I’m going to apologise right now for posting again today, but today is difficult, and you’ll note that under the name of this blog are the words writing my way out of a rut… I’m trying to do exactly that, and you awesome amazing people who have liked and commented today have sort of helped me succeed in my goal. Ok, and now the post…
“We need to move you to the coronary care unit.” Hmmm, can no longer hide from reality. Am also attempting to deal with this alone. I know, I’ll blog. Were my initial thoughts. The consultant’s junior stood behind him keeping silent for the first time since I’d met him. He’d waltzed into A&E and tried to send me home, ignoring my cardiac symptoms and the swelling and basically making me feel like a complete idiot by patronising me. When I then stood up to walk and my heart rate shot through the roof, he swiftly rethought his decision, and hastily tried to backtrack each time he saw me, with monitors alarming over the sound of his voice as my freight train heart ran (and continues to run) at over 140bpm while laying down, until eventually he agreed with the doctors I saw in A&E, after speaking to my cardiology team in London who have increased the medication I am on. “We can’t get rid of the fluid until we improve your heart function.” He said when he first saw me in the acute admissions unit, “Right now it’s hardly shifting the blood and if we take out the excess fluid until it is pumping more efficiently you’ll end up with dangerously low blood volume” ok… So… Maybe don’t do that then. Also well done Sherlock for finally admitting, in a way, that you were wrong and I wasn’t being ridiculous. Good job I didn’t make it out of the door eh? Who looks stupid now?
And then they became concerned about my diabetes, which is a complicated beast people often underestimate. I may end up on intravenous insulin while I’m in here, just to give us more control and give my heart a break. “I’m not happy to leave you like this. I want to measure the level of (horrible acidic things) in your blood”
He then started discussing other complicating issues and revolutionary surgery that is still in research/ trial stages (which I was turned down for before because I was too young even though the government or some official body gave us permission) which may overcome them and prevent me from the downward spiral that is probably (when evaluated realistically) going to take my life eventually if not dealt with (and nobody else knew how to deal with it). And suddenly there was hope where there was none. Suddenly the complicating factor may be fixed. Maybe. But maybe is better than “I don’t know what to do” and sitting back to watch nature take its course and a 20 year old patient (me) bounce in and out of intensive care, and almost die, way too often. Uni dad was right to be optimistic, it turns out. I would tell him that, but I don’t feel like I can talk to many people any more (ok so my uni parents were the only people I figured out how to talk to but still…)
And then came the words. The words that, above all else I have heard today, rocked my world so hard I almost fell out of the boat that I only just learned to sail (ironic, the last time I got in a boat and raced was the start of the most serious heart issues)

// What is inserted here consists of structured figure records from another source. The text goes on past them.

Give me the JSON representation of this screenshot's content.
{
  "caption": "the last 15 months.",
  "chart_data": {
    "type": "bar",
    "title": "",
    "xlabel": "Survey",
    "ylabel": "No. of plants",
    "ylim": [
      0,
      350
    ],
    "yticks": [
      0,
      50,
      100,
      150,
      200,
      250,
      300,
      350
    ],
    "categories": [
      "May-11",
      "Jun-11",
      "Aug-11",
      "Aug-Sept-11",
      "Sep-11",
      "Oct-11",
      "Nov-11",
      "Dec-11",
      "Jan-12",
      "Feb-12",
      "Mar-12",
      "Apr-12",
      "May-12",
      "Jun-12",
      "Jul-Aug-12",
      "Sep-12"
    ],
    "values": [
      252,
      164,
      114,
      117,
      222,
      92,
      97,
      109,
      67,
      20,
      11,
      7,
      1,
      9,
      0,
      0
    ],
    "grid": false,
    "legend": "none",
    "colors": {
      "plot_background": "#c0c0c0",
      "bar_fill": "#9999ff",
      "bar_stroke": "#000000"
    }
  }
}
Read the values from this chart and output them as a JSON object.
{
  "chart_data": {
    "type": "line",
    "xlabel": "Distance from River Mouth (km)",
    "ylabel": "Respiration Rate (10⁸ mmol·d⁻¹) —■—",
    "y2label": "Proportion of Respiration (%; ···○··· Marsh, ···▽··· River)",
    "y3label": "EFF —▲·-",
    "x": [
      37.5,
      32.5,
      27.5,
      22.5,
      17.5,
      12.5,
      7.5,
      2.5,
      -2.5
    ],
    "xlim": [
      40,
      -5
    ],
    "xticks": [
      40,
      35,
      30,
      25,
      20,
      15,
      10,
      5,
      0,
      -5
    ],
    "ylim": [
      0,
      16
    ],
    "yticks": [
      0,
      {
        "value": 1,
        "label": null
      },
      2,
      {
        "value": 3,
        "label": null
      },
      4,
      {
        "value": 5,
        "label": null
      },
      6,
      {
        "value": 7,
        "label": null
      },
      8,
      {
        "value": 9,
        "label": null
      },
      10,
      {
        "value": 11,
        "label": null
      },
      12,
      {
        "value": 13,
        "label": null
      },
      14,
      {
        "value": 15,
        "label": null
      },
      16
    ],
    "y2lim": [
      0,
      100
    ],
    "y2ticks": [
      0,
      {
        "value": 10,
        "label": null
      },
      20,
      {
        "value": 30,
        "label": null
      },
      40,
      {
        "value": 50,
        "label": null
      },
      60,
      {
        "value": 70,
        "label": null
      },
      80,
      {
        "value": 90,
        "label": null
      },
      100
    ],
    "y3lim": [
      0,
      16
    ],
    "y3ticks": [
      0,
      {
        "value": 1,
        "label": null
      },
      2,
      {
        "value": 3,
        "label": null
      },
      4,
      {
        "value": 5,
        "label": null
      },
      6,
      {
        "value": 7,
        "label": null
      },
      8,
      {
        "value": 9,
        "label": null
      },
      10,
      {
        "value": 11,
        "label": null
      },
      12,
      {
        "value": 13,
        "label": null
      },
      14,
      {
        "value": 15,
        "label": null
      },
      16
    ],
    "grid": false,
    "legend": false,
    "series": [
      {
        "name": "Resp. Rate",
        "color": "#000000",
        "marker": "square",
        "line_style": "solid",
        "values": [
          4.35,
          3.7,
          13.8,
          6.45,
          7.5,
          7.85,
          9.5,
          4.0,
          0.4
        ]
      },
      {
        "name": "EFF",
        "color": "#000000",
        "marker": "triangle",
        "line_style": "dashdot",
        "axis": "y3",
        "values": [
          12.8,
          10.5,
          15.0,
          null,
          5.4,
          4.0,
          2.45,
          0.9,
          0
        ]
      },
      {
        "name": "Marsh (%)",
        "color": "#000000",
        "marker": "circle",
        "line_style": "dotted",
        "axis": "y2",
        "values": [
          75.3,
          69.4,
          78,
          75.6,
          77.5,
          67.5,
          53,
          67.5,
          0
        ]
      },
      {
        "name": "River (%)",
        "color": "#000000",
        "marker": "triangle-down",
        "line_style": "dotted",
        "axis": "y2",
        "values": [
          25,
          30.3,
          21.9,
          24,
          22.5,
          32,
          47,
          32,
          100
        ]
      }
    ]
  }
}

“I’ll see you on Monday, and I’ll get your nurse to come round at some point in the day then too.”
I have an exam at 10am on Tuesday morning and according to the maps app on my phone I am currently… (I need to actually check) …46 minutes and over 30 miles away from university. And just to be clear, even if it kills me, I am sitting my exam, just to prove wrong the staff that told me I would never make it, the doctors that told me I wouldn’t last that long… And the part of myself that thinks I’m good for nothing.
“When can I leave?”
“I’ll see you on Monday.”
“I have an exam”
“Your primary care team in London want your heart rate lower than it is.”
“I’ll see you on Monday.”
And so now I’m in here for two things that are going wrong, and they’ve just called a porter to move me to CCU, and so what am I doing? Well I’ve just finished watching a film on the ridiculously cheap tablet I bought myself (to try and distract myself when in hospital), and I’m revising, of course. Because I keep telling myself that university isn’t the most important thing in my life (as I break down over university, the most important thing in my life), but nothing is going to stop me sitting that exam.
“Oh bless her she was only here last week really poorly, she was refusing central lines and all sorts and had a lot of doctors trying to get a line in her the poor thing.” Haha I am remembered. Wish I wasn’t. Wish I was going home. Wish I was headed back to uni in London. Wish I was getting out of here tomorrow. But I’m going to be in that exam.
Where there’s a will, there’s a way.